WASHINGTON – In a new detailed legal analysis submitted to the Office of the United States Trade Representative (USTR), global tech trade association ITI concluded that unilateral digital services taxes (DSTs) under investigation in 10 jurisdictions are unfair trade practices under Section 301 of the Trade Act of 1974. In today’s submission, ITI reiterated its support for multilateral discussions to develop a stable, consensus-based solution that addresses the tax challenges arising from the digitalization of the global economy.
“Unilateral digital taxation measures advance a troubling precedent, depart from progress toward stable and sustainable international tax policies, and disproportionately impact U.S.-headquartered companies,” said ITI President and CEO Jason Oxman. “A USTR finding that the digital services taxes under investigation are unfair trade practices under Section 301 is a crucial step in pushing back against these measures, which continue to proliferate in number and expand in scope.”

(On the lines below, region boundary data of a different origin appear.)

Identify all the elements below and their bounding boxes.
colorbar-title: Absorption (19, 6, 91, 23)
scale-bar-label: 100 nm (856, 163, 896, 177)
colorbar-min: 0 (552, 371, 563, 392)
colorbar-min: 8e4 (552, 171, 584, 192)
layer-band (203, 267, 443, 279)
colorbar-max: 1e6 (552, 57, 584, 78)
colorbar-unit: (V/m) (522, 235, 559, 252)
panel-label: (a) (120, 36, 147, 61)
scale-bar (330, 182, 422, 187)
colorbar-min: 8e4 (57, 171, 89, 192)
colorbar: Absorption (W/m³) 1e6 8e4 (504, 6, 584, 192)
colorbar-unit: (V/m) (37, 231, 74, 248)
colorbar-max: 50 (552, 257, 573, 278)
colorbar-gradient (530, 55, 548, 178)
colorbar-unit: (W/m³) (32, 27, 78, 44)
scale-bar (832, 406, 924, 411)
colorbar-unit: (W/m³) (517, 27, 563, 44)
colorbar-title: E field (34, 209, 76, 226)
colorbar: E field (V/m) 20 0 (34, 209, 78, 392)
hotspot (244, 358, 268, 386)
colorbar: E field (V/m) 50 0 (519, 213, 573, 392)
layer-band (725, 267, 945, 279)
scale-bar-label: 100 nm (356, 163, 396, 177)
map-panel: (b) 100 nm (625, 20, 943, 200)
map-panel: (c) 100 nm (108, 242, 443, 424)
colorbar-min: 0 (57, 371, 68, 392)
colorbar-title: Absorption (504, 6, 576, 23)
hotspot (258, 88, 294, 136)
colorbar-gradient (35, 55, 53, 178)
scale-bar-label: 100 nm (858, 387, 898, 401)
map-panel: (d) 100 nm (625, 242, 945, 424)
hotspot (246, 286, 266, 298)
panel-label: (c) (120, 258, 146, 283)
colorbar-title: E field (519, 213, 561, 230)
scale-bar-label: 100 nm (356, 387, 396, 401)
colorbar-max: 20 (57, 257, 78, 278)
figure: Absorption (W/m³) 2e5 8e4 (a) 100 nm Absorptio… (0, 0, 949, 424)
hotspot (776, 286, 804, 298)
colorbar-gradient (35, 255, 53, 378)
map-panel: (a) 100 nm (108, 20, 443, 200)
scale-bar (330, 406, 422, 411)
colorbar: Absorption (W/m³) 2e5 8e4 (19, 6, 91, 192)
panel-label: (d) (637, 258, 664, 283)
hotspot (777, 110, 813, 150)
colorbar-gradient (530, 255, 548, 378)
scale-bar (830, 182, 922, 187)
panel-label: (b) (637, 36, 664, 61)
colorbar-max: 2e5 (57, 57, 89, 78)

“In our comments, we provide USTR with evidence to support a determination that these new DSTs – like the French DST – are unfair trade practices under Section 301,” ITI wrote in its submission. “[…] Notably, many of the DSTs are structured similarly to the French DST and share the same problematic features that USTR identified in its Report on France’s Digital Services Tax (French DST Report), including scope limitations and revenue thresholds that are meant to target U.S. companies and shield domestic companies. Other DSTs explicitly target an increasingly broad range of foreign companies, including U.S. companies.”
“We have confidence that USTR’s current investigations, together with USTR’s investigation of the French DST, will provide impetus for all countries concerned to continue their commitment to negotiations to eliminate unilateral DSTs and achieve a sustainable, multilateral consensus on the rules governing international corporate taxation. Global tax policy challenges – like those arising from the digitalization of the global economy – require consensus global tax policy solutions,” ITI continued.